A atração pelas denúncias de corrupção trouxe para a cena outra investigação da PF sobre uma empresa que faria parte do cartel – a Alstom. Os pagamentos não se referem ao cartel dos trens, mas a negociações realizadas sob o abrigo do projeto Gisel II–Grupo Industrial para o Sistema Eletropaulo, realizado por meio de acordo de cooperação técnica entre Brasil e França, que teria sido assinado em 1983, mas originalmente sem o “II”. Tal tipo de acordo era comum entre o final dos anos 1970 e início dos anos 1980 e destinava-se a “rolar” a dívida externa, por meio de empréstimos externos destinados a centenas de projetos de infraestrutura. Parte dos recursos era destinada à fabricação de equipamentos no exterior e o restante às obras civis realizadas aqui, as quais não eram realizadas porque os recursos destinados a elas pagavam os juros e as amortizações de projetos anteriores. Foram centenas, que ficaram em grande parte inacabados por anos.

Em meados de 1994, discutiu-se o aditivo 10 ao acordo com a França, o qual, tudo indica, era uma segunda etapa destinada ao fornecimento de subestações elétricas para dar suporte à ampliação de linhas do Metrô paulistano. Essa pode ter sido a porta de entrada da Alstom no setor metroviário.

As denúncias sobre pagamento de propinas pela Alstom chegaram ao Brasil em 2008, por meio de informações enviadas pelo Ministério Público da Suíça, em consequência de investigações realizadas lá em contas que receberam depósitos da Alstom, o que levou a contas cujos titulares eram brasileiros. As investigações prosseguiram e a PF indiciou onze pessoas, entre elas um ex-secretário de Energia no governo Covas, ex-diretores da EPTE (empresa resultante do desmembramento da Eletropaulo para privatização, que atuava na distribuição de energia, com quem foi firmado o aditivo 10 do Gisel), diretores franceses da Alstom e lobistas brasileiros. Aparentemente, meses depois, a PF começou a investigar outra denúncia de propinas pagas pela Alstom e esbarrou em consultorias, que teriam feito pagamentos vultosos a outras empresas do ramo, as quais pertenceriam a dois ex-diretores e a um ex-presidente da CPTM. A Justiça Federal em São Paulo bloqueou diversas contas, num total de 57 milhões de reais. Em sua sentença, o juiz se refere ao fato de duas empresas de consultoria acusadas de fazerem a intermediação no pagamento das propinas terem recebido do consórcio Sistrem mais de 18 milhões reais.
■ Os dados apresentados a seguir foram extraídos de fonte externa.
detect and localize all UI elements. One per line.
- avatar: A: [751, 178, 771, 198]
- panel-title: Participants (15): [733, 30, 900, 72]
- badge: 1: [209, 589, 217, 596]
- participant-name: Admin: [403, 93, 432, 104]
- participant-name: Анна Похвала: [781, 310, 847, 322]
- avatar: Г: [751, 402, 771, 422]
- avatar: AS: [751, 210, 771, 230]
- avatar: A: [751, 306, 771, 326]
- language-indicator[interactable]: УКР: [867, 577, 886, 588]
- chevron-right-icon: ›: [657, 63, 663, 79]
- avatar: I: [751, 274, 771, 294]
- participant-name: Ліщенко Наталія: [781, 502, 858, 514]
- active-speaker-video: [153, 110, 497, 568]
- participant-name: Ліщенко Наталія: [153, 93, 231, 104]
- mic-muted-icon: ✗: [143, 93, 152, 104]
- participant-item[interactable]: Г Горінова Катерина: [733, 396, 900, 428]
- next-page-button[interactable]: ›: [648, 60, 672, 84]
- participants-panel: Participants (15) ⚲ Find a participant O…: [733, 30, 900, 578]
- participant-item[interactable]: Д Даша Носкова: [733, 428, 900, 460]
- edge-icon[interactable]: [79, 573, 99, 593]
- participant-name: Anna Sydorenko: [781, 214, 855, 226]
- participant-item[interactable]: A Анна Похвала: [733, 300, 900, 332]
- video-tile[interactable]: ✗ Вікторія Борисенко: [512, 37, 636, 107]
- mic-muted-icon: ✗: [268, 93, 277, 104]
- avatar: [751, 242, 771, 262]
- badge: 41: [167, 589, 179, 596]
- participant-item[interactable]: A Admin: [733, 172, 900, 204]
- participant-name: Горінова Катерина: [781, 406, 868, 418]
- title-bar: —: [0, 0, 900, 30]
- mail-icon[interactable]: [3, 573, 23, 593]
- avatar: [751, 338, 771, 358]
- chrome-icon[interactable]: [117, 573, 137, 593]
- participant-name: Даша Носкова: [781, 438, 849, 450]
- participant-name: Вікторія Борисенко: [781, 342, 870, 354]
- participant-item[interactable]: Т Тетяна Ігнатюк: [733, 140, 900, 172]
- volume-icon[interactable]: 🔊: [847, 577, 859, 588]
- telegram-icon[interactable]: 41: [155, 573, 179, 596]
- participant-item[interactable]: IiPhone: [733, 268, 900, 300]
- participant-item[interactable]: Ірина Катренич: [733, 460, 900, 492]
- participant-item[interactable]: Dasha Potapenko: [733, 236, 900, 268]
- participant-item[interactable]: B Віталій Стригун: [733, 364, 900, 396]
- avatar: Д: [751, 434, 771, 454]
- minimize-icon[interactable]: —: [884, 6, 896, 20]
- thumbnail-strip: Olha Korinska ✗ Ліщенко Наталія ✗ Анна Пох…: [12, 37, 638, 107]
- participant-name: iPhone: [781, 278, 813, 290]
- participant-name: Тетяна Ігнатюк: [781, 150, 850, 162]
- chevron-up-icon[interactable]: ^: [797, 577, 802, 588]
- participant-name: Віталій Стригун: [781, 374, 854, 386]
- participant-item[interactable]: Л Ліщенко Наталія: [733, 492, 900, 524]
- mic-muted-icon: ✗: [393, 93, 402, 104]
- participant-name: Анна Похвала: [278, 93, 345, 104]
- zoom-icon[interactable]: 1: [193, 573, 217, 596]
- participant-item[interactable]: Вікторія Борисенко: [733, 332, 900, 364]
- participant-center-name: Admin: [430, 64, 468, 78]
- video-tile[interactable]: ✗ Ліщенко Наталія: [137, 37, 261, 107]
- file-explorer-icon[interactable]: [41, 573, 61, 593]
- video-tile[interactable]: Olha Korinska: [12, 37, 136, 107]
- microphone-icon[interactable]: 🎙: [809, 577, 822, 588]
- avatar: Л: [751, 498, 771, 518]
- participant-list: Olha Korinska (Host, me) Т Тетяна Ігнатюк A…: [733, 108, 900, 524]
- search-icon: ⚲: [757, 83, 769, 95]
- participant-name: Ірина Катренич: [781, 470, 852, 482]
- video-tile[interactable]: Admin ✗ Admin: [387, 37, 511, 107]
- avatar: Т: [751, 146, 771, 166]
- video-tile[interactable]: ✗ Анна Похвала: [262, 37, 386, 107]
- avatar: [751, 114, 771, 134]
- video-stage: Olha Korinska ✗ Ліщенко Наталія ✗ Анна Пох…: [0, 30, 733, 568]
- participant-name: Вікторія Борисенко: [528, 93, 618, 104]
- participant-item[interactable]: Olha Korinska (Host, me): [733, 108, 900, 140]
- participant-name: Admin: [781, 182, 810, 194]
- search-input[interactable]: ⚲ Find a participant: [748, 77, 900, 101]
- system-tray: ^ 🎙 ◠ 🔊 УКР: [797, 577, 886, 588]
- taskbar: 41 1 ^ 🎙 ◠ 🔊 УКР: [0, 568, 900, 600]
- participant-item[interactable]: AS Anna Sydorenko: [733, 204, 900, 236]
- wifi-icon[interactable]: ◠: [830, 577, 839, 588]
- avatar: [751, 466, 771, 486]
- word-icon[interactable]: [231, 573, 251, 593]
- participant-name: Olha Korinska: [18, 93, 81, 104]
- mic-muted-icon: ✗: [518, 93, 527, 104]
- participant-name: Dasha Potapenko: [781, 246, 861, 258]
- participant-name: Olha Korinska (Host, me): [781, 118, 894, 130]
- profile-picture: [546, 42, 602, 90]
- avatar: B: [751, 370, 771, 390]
Esses escândalos de corrupção envolvendo altos funcionários de governos, como em outros casos, desviam a atenção de questões de fundo reveladas pelas denúncias. Uma investigação sobre a dívida externa brasileira, por exemplo, que parece estar na origem do projeto Gisel, nunca chegou a ser realizada em profundidade. Tampouco se discute a dependência tecnológica que torna os governos reféns das empresas do cartel metroferroviário. Os acordos de cooperação técnica, como o Gisel, previam a transferência de tecnologia. Para quem? Para a Eletropaulo, primeiro, e depois para a EPTE, que resultou do desmembramento da empresa para sua privatização – vale lembrar que, segundo o diário Folha de S. Paulo, em 2008 ela era dirigida por um ex-executivo da Alstom.

Por que um país como o Brasil, uma das maiores economias do mundo, com graves problemas de mobilidade urbana, não tem uma estrutura própria para produção de seu sistema de trens urbanos e metrôs? Foram necessárias quatro décadas para construir 73 quilômetros de linhas em São Paulo, a cidade brasileira disparadamente mais bem servida nesse sentido. A China, que começou mais ou menos na mesma época, deve alcançar quase 3 mil quilômetros no ano que vem, e tem duas das cinco maiores empresas que atuam no setor – as quais, aliás, fornecem trens para o Metrô do Rio de Janeiro. Já o Brasil resume sua atuação na área a “ajeitar” os editais para atender aos interesses das empresas. Por isso, mesmo diante de evidências escancaradas de que há acordo entre as empresas, com o objetivo óbvio de superfaturar os contratos, os governos não cancelam as licitações. Vão fazer o que, diante das alternativas quase nulas?